Robin Dewell continues his story of the Goild Bullion robbery at Croydon Airport in 1935 in the stye of the newspapers at the time:
GOLD THEFT CONVICTION.
_____________
SEVEN YEARS FOR | THREE
DAYS' TRIAL
“DANGEROUS MAN.” | IN CROYDON.
____________
After a trial lasting three days and
occupying seventeen hours, Cecil Swanland, a forty-seven years old
artist, of no fixed abode, was sentenced to seven years' penal
servitude by the Recorder of Croydon, when the jury found him guilty
of complicity in the in the theft of bullion from the strong room at
Croydon Aerodrome.
Two other men originally charged had
been discharged at different stages of the trial.
The Recorder in his summing up
referred to the point made by the defence that although six hours had
elapsed between the two visits of the police, the articles which
might have been regarded regarded as incriminating had not been
removed, “It is a most extraordinary thing in the history of
crime,'' he said “that in the most elaborately and cleverly devised
crimes, some stupid little thing is overlooked.”.
GUILTY!
After a retirement of about fifteen
minutes the jury found Swanland guilty.
During the absence of the jury The
Recorder expressed the view “That it was a farce to put a man up
for identification when he was perfectly well known to the witness.
He could not conceive why unless it was an attempt to make evidence
against the accused, and he deprecated any attempt to create
evidence”. He also characterised the evidence of an alleged
conversation in Brixton Prison as “the kind of evidence which I do
not like.”
-------------------
REVELATIONS!
[Taken from an article by Kirsty
Whalley in 2009]
Documents released from the National
Archives give an answer to the puzzle of how the gang got into the
strong room so easily.

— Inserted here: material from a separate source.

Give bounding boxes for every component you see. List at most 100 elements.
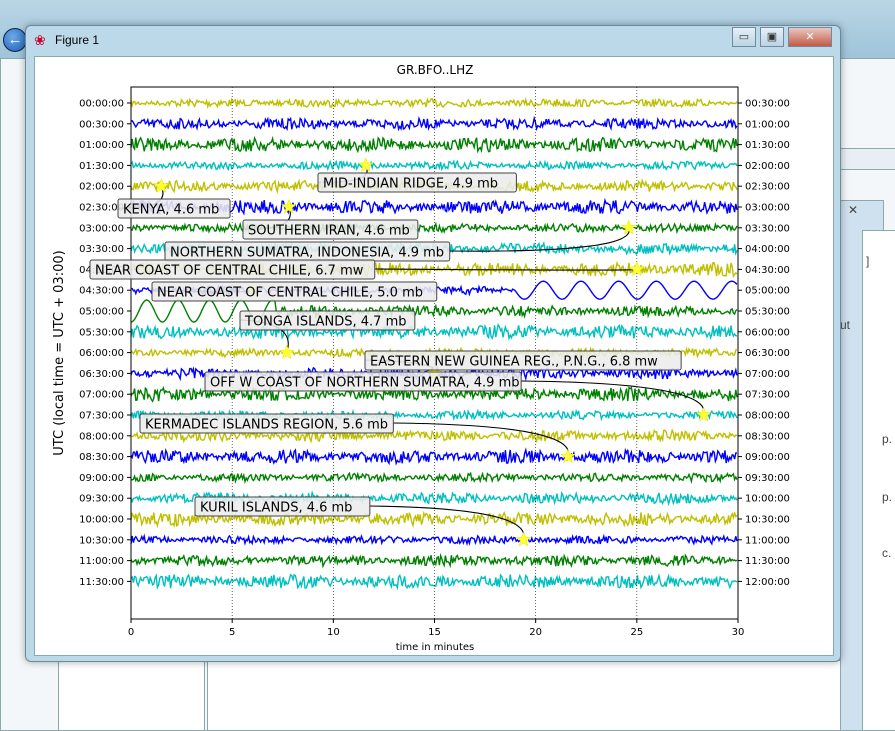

The police interviewed Mazzarda again in 1937
and he told them they had obtained copies of the strong room keys
from Burtwell Peters, the chief unloader, at the Aerodrome who was
paid handsomely for his part in the robbery.
Why Mazzarda should tell the police is
not clear; but not mentioned at the trial was that he was a getaway
driver for the notorious Sabini gang and probably felt his strong mob
connections would protect him.
Mrs Margaret Swanland, the convicted artist's stylish twenty-one year old wife, was evicted from her lodgings and moved in with her mother in Soho. She was known to have a substantial bank account after the robbery.